Ao mesmo tempo, não se pode afirmar que as tecnologias móveis são libertadoras e democráticas e que, por isso, colocarão fim à barbárie e todas as suas formas de terror. A experiência de países emergentes como o Brasil tem, cada vez mais, indicado que o projeto da democracia digital ainda está longe de concretizar-se e que, quando instalado, será disperso e profundamente contraditório. No entanto, torna-se inevitável pensar que a presença do aparelho celular nos movimentos de resistências sociais provoca transformações na relação dos ativistas com o espaço, principalmente a partir da imediaticidade da comunicação e pela interatividade que permitir a todos os envolvidos o compartilhamento de conteúdos por voz, mensagens de texto, fotos e vídeo. Assim, na medida em que se apropria do telefone celular como um dispositivo de apoio aos protestos, ocorre uma reordenação na relação dos indivíduos com o ciberespaço e, nesse contexto, não apenas dados estão em fluxo, mas também as pessoas e os objetos. Kellner, entre outros pesquisadores, nos ajuda a pensar sobre as distintas formas de opressão simbólica exercida pelas mídias, mas, ao mesmo tempo, evidencia o fato de que projetos críticos da cultura da mídia podem incentivar ações voltadas para a transformação sociopolítica: Quando as pessoas aprenderem a perceber o modo como a cultura da mídia transmite representações opressivas (...), serão capazes de manter uma distância crítica em relação às obras da mídia e assim adquirir poder sobre a cultura em que vivem. Tal aquisição de poder pode ajudar a promover um questionamento mais geral da organização da sociedade e ajudar a induzir os indivíduos a participarem de movimentos políticos radicais que lutem pela transformação social. (Kellner, 2001, p.83).
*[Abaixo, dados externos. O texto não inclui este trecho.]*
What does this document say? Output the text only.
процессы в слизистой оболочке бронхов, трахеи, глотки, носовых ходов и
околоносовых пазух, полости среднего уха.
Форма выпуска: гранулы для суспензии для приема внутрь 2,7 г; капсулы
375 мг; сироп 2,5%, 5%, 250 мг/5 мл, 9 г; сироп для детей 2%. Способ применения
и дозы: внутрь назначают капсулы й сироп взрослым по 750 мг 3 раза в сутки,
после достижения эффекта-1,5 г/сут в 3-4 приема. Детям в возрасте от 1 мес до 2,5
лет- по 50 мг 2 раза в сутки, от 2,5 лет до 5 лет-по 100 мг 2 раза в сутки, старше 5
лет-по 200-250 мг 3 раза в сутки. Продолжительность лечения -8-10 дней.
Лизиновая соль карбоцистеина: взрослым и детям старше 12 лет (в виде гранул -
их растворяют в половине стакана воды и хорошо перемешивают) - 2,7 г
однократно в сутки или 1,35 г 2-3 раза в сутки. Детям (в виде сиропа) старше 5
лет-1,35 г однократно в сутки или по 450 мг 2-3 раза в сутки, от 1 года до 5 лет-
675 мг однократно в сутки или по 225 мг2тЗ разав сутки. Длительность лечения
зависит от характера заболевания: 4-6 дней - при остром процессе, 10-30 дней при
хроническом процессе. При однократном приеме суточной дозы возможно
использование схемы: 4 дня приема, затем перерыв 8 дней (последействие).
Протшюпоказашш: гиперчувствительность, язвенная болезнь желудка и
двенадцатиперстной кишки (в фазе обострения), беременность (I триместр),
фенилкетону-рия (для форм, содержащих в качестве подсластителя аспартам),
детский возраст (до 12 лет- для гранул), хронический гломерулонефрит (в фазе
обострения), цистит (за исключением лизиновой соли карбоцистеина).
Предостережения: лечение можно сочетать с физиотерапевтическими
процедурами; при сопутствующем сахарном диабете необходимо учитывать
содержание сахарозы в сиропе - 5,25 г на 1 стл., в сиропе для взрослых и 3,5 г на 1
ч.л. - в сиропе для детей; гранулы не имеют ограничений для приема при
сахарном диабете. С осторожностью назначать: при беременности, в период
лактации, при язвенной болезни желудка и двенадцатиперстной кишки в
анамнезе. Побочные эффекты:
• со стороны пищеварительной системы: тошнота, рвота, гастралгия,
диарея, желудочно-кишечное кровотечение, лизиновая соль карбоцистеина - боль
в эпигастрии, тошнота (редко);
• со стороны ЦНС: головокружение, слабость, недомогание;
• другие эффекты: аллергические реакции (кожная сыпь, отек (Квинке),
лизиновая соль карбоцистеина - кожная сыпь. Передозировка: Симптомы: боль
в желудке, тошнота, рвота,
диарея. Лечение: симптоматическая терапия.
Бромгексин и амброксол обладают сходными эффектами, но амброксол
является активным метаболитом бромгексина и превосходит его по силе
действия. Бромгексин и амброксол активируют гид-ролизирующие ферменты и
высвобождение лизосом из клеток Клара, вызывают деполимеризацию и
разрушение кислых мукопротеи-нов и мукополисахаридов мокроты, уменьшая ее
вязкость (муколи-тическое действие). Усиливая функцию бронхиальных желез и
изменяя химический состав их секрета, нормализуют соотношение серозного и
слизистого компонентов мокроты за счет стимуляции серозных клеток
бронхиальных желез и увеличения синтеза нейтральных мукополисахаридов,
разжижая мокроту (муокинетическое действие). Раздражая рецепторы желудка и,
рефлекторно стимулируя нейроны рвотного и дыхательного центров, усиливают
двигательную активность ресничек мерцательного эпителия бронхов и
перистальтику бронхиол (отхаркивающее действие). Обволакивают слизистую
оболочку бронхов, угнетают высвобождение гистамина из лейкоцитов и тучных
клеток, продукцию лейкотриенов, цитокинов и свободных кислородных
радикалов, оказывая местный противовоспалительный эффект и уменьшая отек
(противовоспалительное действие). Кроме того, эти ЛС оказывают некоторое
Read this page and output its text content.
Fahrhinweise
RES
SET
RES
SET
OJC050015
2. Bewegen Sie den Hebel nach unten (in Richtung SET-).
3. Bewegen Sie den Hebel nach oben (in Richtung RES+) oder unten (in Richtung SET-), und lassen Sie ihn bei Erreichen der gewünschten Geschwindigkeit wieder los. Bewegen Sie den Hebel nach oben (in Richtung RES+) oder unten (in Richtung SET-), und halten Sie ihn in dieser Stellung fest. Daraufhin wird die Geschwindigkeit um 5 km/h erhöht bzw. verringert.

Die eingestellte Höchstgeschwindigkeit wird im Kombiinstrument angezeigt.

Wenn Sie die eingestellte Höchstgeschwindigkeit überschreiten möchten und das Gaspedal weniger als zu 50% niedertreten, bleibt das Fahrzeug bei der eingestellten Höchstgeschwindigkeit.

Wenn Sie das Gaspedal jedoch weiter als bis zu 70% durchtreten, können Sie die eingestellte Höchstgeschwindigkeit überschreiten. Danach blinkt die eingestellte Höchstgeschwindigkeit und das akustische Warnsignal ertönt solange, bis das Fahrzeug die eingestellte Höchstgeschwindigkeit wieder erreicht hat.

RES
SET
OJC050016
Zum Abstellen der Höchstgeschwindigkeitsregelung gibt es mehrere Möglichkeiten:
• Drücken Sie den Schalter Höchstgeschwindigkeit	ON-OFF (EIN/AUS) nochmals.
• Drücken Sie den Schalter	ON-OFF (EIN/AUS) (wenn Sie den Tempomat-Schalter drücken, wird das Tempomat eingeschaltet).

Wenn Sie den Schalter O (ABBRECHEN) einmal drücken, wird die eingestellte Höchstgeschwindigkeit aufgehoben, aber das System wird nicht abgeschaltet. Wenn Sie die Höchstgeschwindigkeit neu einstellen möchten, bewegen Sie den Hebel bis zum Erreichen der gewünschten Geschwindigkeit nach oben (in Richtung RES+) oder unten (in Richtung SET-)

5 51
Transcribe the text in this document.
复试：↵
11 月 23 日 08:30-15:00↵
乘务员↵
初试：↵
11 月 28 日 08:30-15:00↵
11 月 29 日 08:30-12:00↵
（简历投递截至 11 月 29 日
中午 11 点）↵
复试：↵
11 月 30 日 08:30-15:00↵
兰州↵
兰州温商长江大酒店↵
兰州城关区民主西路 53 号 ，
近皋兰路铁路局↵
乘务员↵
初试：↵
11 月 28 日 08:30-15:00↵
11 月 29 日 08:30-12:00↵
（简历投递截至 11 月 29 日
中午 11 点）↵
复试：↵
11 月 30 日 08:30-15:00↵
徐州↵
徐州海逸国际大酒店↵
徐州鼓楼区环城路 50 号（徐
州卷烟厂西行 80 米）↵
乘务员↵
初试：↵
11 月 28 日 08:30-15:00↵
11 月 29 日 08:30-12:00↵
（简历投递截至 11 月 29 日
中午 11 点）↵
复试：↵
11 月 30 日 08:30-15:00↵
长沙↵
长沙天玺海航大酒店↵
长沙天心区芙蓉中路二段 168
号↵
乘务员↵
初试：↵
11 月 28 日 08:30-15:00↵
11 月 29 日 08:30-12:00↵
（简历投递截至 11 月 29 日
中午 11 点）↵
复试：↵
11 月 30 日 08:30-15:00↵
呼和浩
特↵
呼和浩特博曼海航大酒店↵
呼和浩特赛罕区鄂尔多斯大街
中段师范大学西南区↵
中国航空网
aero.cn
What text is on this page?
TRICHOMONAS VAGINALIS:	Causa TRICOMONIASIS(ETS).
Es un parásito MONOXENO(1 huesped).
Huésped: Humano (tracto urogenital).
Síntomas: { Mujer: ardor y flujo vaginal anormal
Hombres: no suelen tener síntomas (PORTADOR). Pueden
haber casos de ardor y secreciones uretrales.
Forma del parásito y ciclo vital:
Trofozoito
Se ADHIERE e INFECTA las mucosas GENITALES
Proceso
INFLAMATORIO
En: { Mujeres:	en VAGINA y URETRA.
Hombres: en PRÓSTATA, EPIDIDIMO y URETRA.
A arena virtual pode, como mostram os exemplos de ativismo transmídia aqui analisados, constituir-se em espaço fértil para que contrapoderes possam germinar. 5 Em Francês, o radical “sous”, significa “embaixo”. A expressão sousveillance refere-se às possibilidades de registro que as tecnologias portáteis pessoais oferecem ao usuário, dando a ele oportunidade de “vigiar de baixo”, isto é, agir em resistência ao poder.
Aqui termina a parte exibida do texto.